Sexuality is itself racialized, and so we can place the white male geek on a racial and gendered continuum that situates him between, on the one hand, male jocks and black males, who are stereotypically considered more embodied, sexual, and animalistic, and, on the other, Asian male geeks, who are stereotypically considered even more rational and less sexual than white male geeks. Note that these raced positionings along the masculinity / femininity continuum largely result from the projection of white male fantasies, not necessarily anything in “real life”—they are white middle-class cultural stereotypes. Also note that we must specify males here because the raced and sexualized stereotyping process operates differently for non-white females than it does for their male counterparts. For example, stereotypically Asian females are hyper-sexualized while Asian males are hypo-sexualized.
(see also Nugent 73)
The young white male’s desire to inhabit racialized identities, especially blackness, is displayed in a wide array of geek media: to take just one example, in Swingers (1996), an ur-text of 1990s geekdom depicting geeky white guys trying to play hip in order to attract women, the hippest guy whom everyone else looks up to is Charles, the black guy.

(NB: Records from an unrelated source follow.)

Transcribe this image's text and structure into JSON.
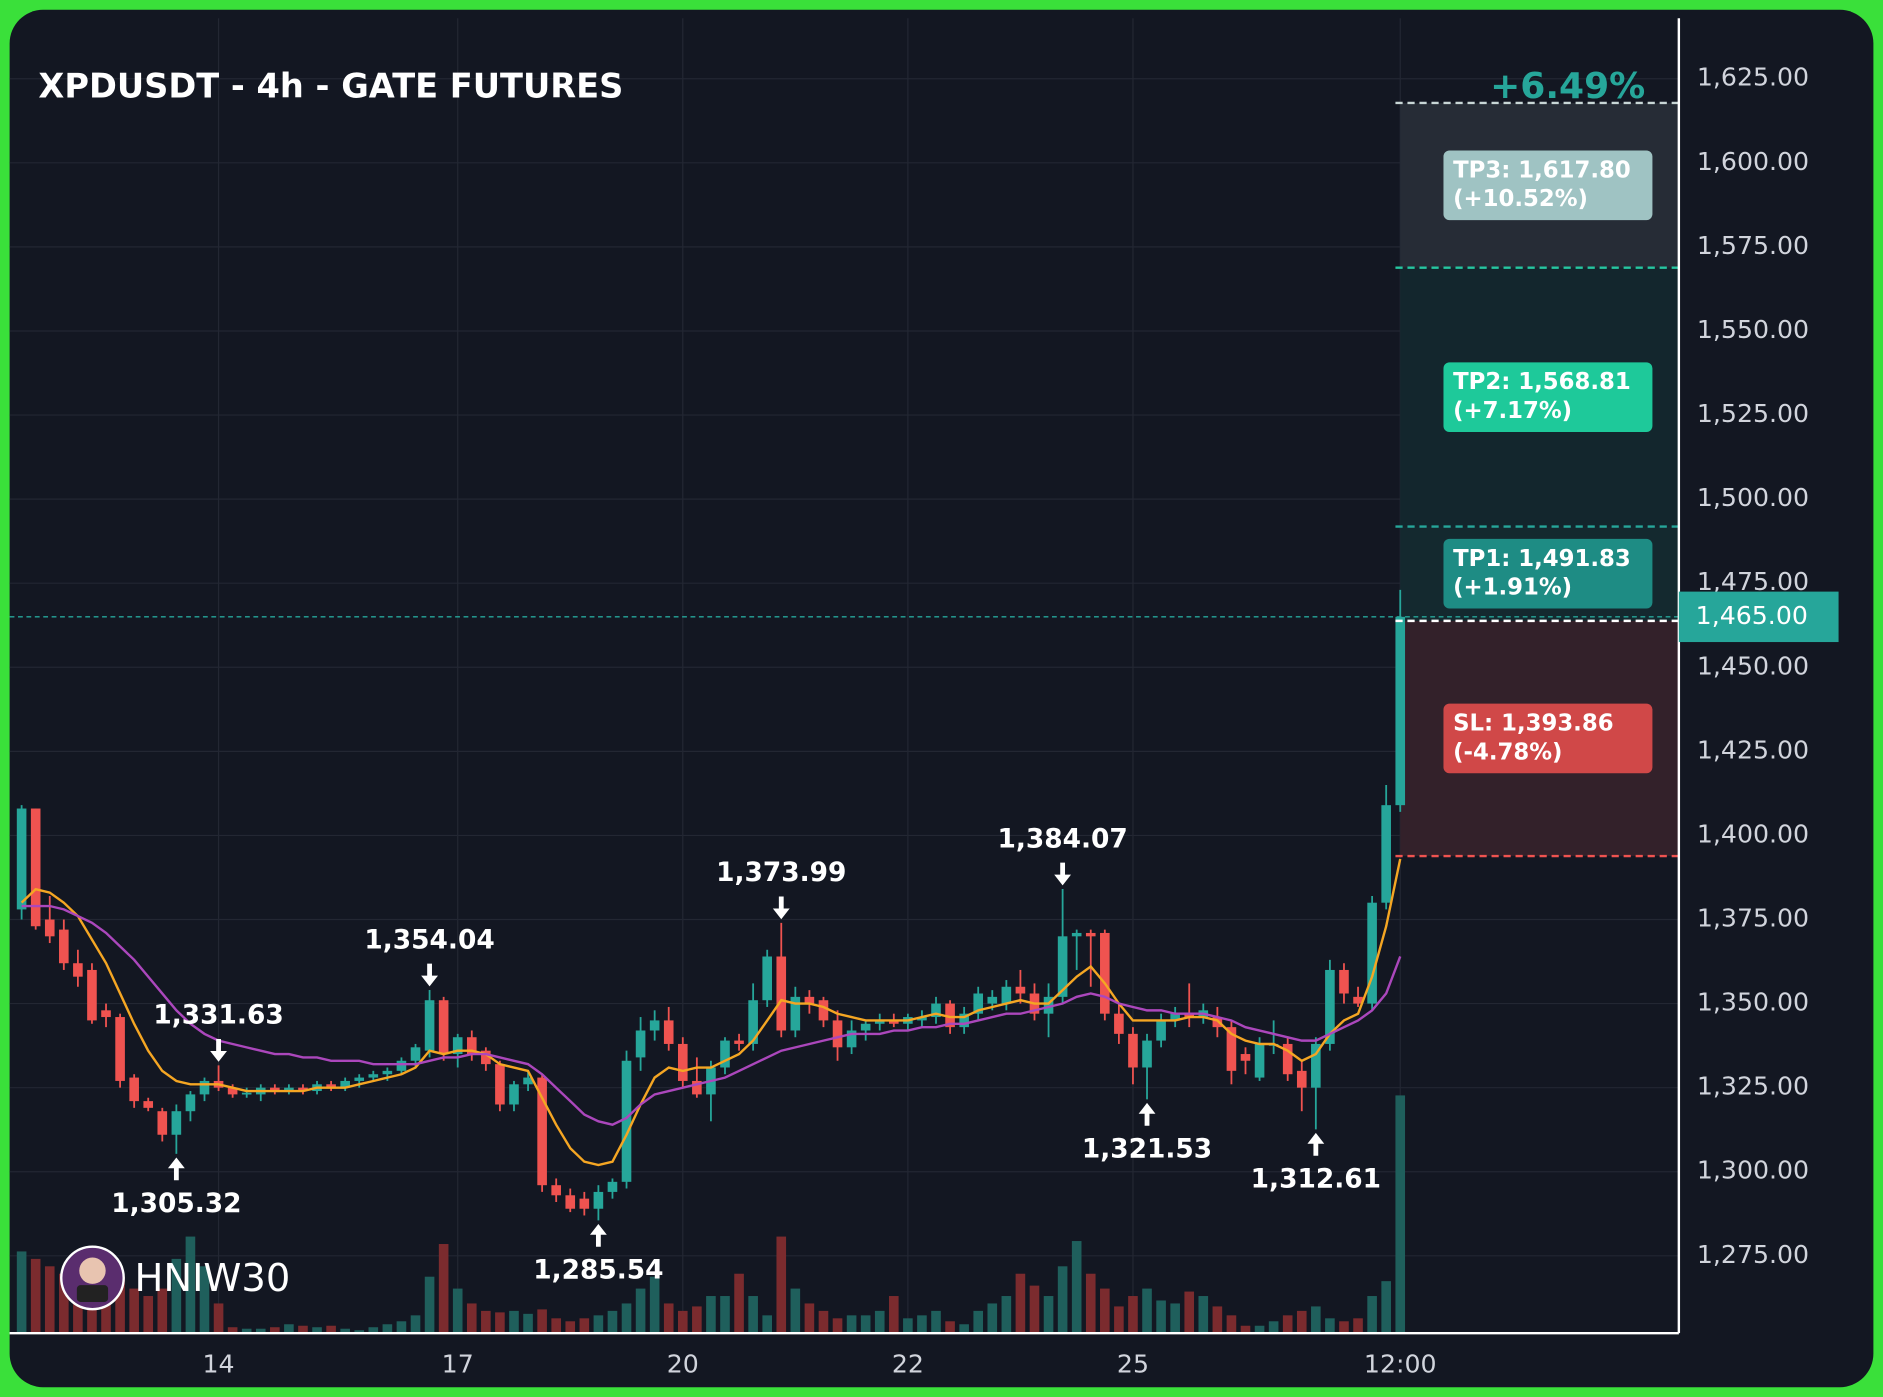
{
  "chart_data": {
    "type": "candlestick",
    "title": "XPDUSDT - 4h - GATE FUTURES",
    "change_label": "+6.49%",
    "watermark": "HNIW30",
    "categories": [
      null,
      null,
      null,
      null,
      null,
      null,
      null,
      null,
      null,
      null,
      null,
      null,
      null,
      null,
      "14",
      null,
      null,
      null,
      null,
      null,
      null,
      null,
      null,
      null,
      null,
      null,
      null,
      null,
      null,
      null,
      null,
      "17",
      null,
      null,
      null,
      null,
      null,
      null,
      null,
      null,
      null,
      null,
      null,
      null,
      null,
      null,
      null,
      "20",
      null,
      null,
      null,
      null,
      null,
      null,
      null,
      null,
      null,
      null,
      null,
      null,
      null,
      null,
      null,
      "22",
      null,
      null,
      null,
      null,
      null,
      null,
      null,
      null,
      null,
      null,
      null,
      null,
      null,
      null,
      null,
      "25",
      null,
      null,
      null,
      null,
      null,
      null,
      null,
      null,
      null,
      null,
      null,
      null,
      null,
      null,
      null,
      null,
      null,
      null,
      "12:00"
    ],
    "open": [
      1378,
      1408,
      1375,
      1372,
      1362,
      1360,
      1348,
      1346,
      1328,
      1321,
      1318,
      1311,
      1318,
      1323,
      1327,
      1325,
      1323,
      1323,
      1325,
      1324,
      1325,
      1324,
      1326,
      1325,
      1327,
      1328,
      1329,
      1330,
      1333,
      1336,
      1351,
      1335,
      1340,
      1336,
      1332,
      1320,
      1326,
      1328,
      1296,
      1293,
      1292,
      1289,
      1294,
      1297,
      1334,
      1342,
      1345,
      1338,
      1327,
      1323,
      1331,
      1339,
      1338,
      1351,
      1364,
      1342,
      1352,
      1351,
      1345,
      1337,
      1342,
      1344,
      1345,
      1344,
      1345,
      1346,
      1350,
      1343,
      1347,
      1350,
      1350,
      1355,
      1353,
      1347,
      1352,
      1370,
      1371,
      1371,
      1347,
      1341,
      1331,
      1339,
      1345,
      1347,
      1346,
      1346,
      1343,
      1335,
      1328,
      1338,
      1338,
      1330,
      1325,
      1338,
      1360,
      1352,
      1350,
      1380,
      1409
    ],
    "high": [
      1409,
      1408,
      1382,
      1375,
      1366,
      1362,
      1350,
      1347,
      1329,
      1322,
      1319,
      1320,
      1324,
      1328,
      1331.63,
      1326,
      1325,
      1326,
      1326,
      1326,
      1326,
      1327,
      1327,
      1328,
      1329,
      1330,
      1331,
      1334,
      1338,
      1354.04,
      1352,
      1341,
      1342,
      1337,
      1333,
      1327,
      1330,
      1329,
      1298,
      1295,
      1294,
      1296,
      1298,
      1336,
      1346,
      1348,
      1349,
      1340,
      1334,
      1333,
      1340,
      1341,
      1356,
      1366,
      1373.99,
      1355,
      1354,
      1352,
      1348,
      1345,
      1345,
      1347,
      1347,
      1347,
      1348,
      1352,
      1351,
      1349,
      1355,
      1354,
      1357,
      1360,
      1356,
      1356,
      1384.07,
      1372,
      1372,
      1372,
      1350,
      1343,
      1341,
      1347,
      1349,
      1356,
      1350,
      1349,
      1345,
      1337,
      1340,
      1345,
      1340,
      1333,
      1340,
      1363,
      1362,
      1355,
      1382,
      1415,
      1473
    ],
    "low": [
      1375,
      1372,
      1368,
      1360,
      1355,
      1344,
      1343,
      1325,
      1319,
      1318,
      1309,
      1305.32,
      1315,
      1321,
      1324,
      1322,
      1322,
      1321,
      1323,
      1323,
      1323,
      1323,
      1324,
      1324,
      1325,
      1327,
      1327,
      1329,
      1331,
      1334,
      1333,
      1331,
      1333,
      1330,
      1318,
      1318,
      1324,
      1294,
      1291,
      1288,
      1287,
      1285.54,
      1292,
      1295,
      1330,
      1339,
      1336,
      1325,
      1322,
      1315,
      1329,
      1336,
      1336,
      1349,
      1340,
      1340,
      1347,
      1343,
      1333,
      1335,
      1339,
      1342,
      1343,
      1342,
      1343,
      1344,
      1341,
      1341,
      1345,
      1348,
      1348,
      1350,
      1345,
      1340,
      1350,
      1360,
      1355,
      1345,
      1338,
      1326,
      1321.53,
      1337,
      1343,
      1343,
      1344,
      1340,
      1326,
      1329,
      1327,
      1335,
      1327,
      1318,
      1312.61,
      1336,
      1350,
      1349,
      1348,
      1378,
      1407
    ],
    "close": [
      1408,
      1373,
      1370,
      1362,
      1358,
      1345,
      1346,
      1327,
      1321,
      1319,
      1311,
      1318,
      1323,
      1327,
      1325,
      1323,
      1323.5,
      1325,
      1324,
      1325,
      1324,
      1326,
      1325,
      1327,
      1328,
      1329,
      1330,
      1333,
      1337,
      1351,
      1335,
      1340,
      1335,
      1332,
      1320,
      1326,
      1328,
      1296,
      1293,
      1289,
      1289,
      1294,
      1297,
      1333,
      1342,
      1345,
      1338,
      1327,
      1323,
      1331,
      1339,
      1338,
      1351,
      1364,
      1342,
      1352,
      1350,
      1345,
      1337,
      1342,
      1344,
      1345,
      1344,
      1346,
      1346,
      1350,
      1343,
      1347,
      1353,
      1352,
      1355,
      1353,
      1347,
      1352,
      1370,
      1371,
      1370,
      1347,
      1341,
      1331,
      1339,
      1345,
      1347,
      1346,
      1348,
      1343,
      1330,
      1333,
      1338,
      1338,
      1329,
      1325,
      1338,
      1360,
      1353,
      1350,
      1380,
      1409,
      1465
    ],
    "volume": [
      55,
      50,
      45,
      40,
      40,
      35,
      35,
      38,
      30,
      25,
      30,
      50,
      65,
      45,
      20,
      4,
      3,
      3,
      4,
      6,
      5,
      4,
      5,
      3,
      2,
      4,
      6,
      8,
      12,
      38,
      60,
      30,
      20,
      15,
      14,
      15,
      13,
      16,
      10,
      8,
      10,
      12,
      15,
      20,
      30,
      38,
      20,
      15,
      18,
      25,
      25,
      40,
      25,
      12,
      65,
      30,
      20,
      15,
      10,
      12,
      12,
      15,
      25,
      10,
      12,
      15,
      8,
      6,
      15,
      20,
      25,
      40,
      32,
      25,
      45,
      62,
      40,
      30,
      18,
      25,
      30,
      22,
      20,
      28,
      25,
      18,
      12,
      5,
      5,
      8,
      12,
      15,
      18,
      10,
      8,
      10,
      25,
      35,
      160
    ],
    "up_color": "#26a69a",
    "down_color": "#ef5350",
    "high_labels": {
      "14": "1,331.63",
      "29": "1,354.04",
      "54": "1,373.99",
      "74": "1,384.07"
    },
    "low_labels": {
      "11": "1,305.32",
      "41": "1,285.54",
      "80": "1,321.53",
      "92": "1,312.61"
    },
    "ma_lines": [
      {
        "color": "#f5a623",
        "values": [
          1380,
          1384,
          1383,
          1380,
          1376,
          1369,
          1362,
          1353,
          1344,
          1336,
          1330,
          1327,
          1326,
          1326,
          1326,
          1325,
          1324,
          1324,
          1324,
          1324,
          1324,
          1325,
          1325,
          1325,
          1326,
          1327,
          1328,
          1329,
          1331,
          1336,
          1335,
          1336,
          1336,
          1335,
          1332,
          1331,
          1330,
          1322,
          1314,
          1307,
          1303,
          1302,
          1303,
          1311,
          1320,
          1328,
          1331,
          1330,
          1331,
          1331,
          1333,
          1335,
          1339,
          1345,
          1351,
          1350,
          1350,
          1349,
          1347,
          1346,
          1345,
          1345,
          1345,
          1345,
          1346,
          1347,
          1346,
          1346,
          1348,
          1349,
          1350,
          1351,
          1350,
          1350,
          1354,
          1358,
          1361,
          1356,
          1350,
          1345,
          1345,
          1345,
          1345,
          1346,
          1346,
          1345,
          1341,
          1339,
          1338,
          1338,
          1336,
          1333,
          1335,
          1341,
          1345,
          1347,
          1358,
          1373,
          1393
        ]
      },
      {
        "color": "#ab47bc",
        "values": [
          1379,
          1379,
          1379,
          1378,
          1376,
          1374,
          1371,
          1367,
          1363,
          1358,
          1353,
          1348,
          1344,
          1341,
          1339,
          1338,
          1337,
          1336,
          1335,
          1335,
          1334,
          1334,
          1333,
          1333,
          1333,
          1332,
          1332,
          1332,
          1332,
          1333,
          1334,
          1334,
          1335,
          1335,
          1334,
          1333,
          1332,
          1329,
          1325,
          1321,
          1317,
          1315,
          1314,
          1316,
          1320,
          1323,
          1324,
          1325,
          1326,
          1327,
          1328,
          1330,
          1332,
          1334,
          1336,
          1337,
          1338,
          1339,
          1340,
          1341,
          1341,
          1341,
          1342,
          1342,
          1343,
          1343,
          1344,
          1344,
          1345,
          1346,
          1347,
          1347,
          1348,
          1349,
          1350,
          1352,
          1353,
          1352,
          1350,
          1349,
          1348,
          1348,
          1347,
          1347,
          1347,
          1346,
          1345,
          1343,
          1342,
          1341,
          1340,
          1339,
          1339,
          1341,
          1343,
          1345,
          1348,
          1353,
          1364
        ]
      }
    ],
    "last_price": {
      "value": 1465,
      "label": "1,465.00"
    },
    "entry": 1463.8,
    "levels": [
      {
        "label": "TP3: 1,617.80",
        "change": "(+10.52%)",
        "value": 1617.8,
        "color": "#9fc3c3",
        "line": "#c8d6d6",
        "zone": "#262c36"
      },
      {
        "label": "TP2: 1,568.81",
        "change": "(+7.17%)",
        "value": 1568.81,
        "color": "#1ec99a",
        "line": "#26c6a0",
        "zone": "#13262d"
      },
      {
        "label": "TP1: 1,491.83",
        "change": "(+1.91%)",
        "value": 1491.83,
        "color": "#1e8c84",
        "line": "#26a69a",
        "zone": "#14292f"
      },
      {
        "label": "SL: 1,393.86",
        "change": "(-4.78%)",
        "value": 1393.86,
        "color": "#d04848",
        "line": "#ef5350",
        "zone": "#33212a"
      }
    ],
    "ylim": [
      1252,
      1643
    ],
    "yticks": [
      {
        "value": 1275,
        "label": "1,275.00"
      },
      {
        "value": 1300,
        "label": "1,300.00"
      },
      {
        "value": 1325,
        "label": "1,325.00"
      },
      {
        "value": 1350,
        "label": "1,350.00"
      },
      {
        "value": 1375,
        "label": "1,375.00"
      },
      {
        "value": 1400,
        "label": "1,400.00"
      },
      {
        "value": 1425,
        "label": "1,425.00"
      },
      {
        "value": 1450,
        "label": "1,450.00"
      },
      {
        "value": 1475,
        "label": "1,475.00"
      },
      {
        "value": 1500,
        "label": "1,500.00"
      },
      {
        "value": 1525,
        "label": "1,525.00"
      },
      {
        "value": 1550,
        "label": "1,550.00"
      },
      {
        "value": 1575,
        "label": "1,575.00"
      },
      {
        "value": 1600,
        "label": "1,600.00"
      },
      {
        "value": 1625,
        "label": "1,625.00"
      }
    ],
    "grid": true
  }
}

The function of this imagined black masculinity for the feminized geek is rendered in direct, highly sexually charged terms in Kevin Smith’s Dogma (1999). Having just been “outed” as a homosexual fantasizer by a black man (Chris Rock), geeky stoner Jay (Jason Mewes) flees to a heterosexual strip club, where he enters into a bidding war with a black gang leader, Kane (Dwight Ewell) for the attentions of a stripper. At the conclusion of this episode, Kane asks Jay and his "heterosexual life mate," Silent Bob (Smith), to join his gang. Jay and Silent Bob's anxiety over their own sexual impotency and possible queerness is here channeled into projected black gang solidarity: they join the gang to reinforce their masculinity and heterosexuality in the face of their own geeky arrested development.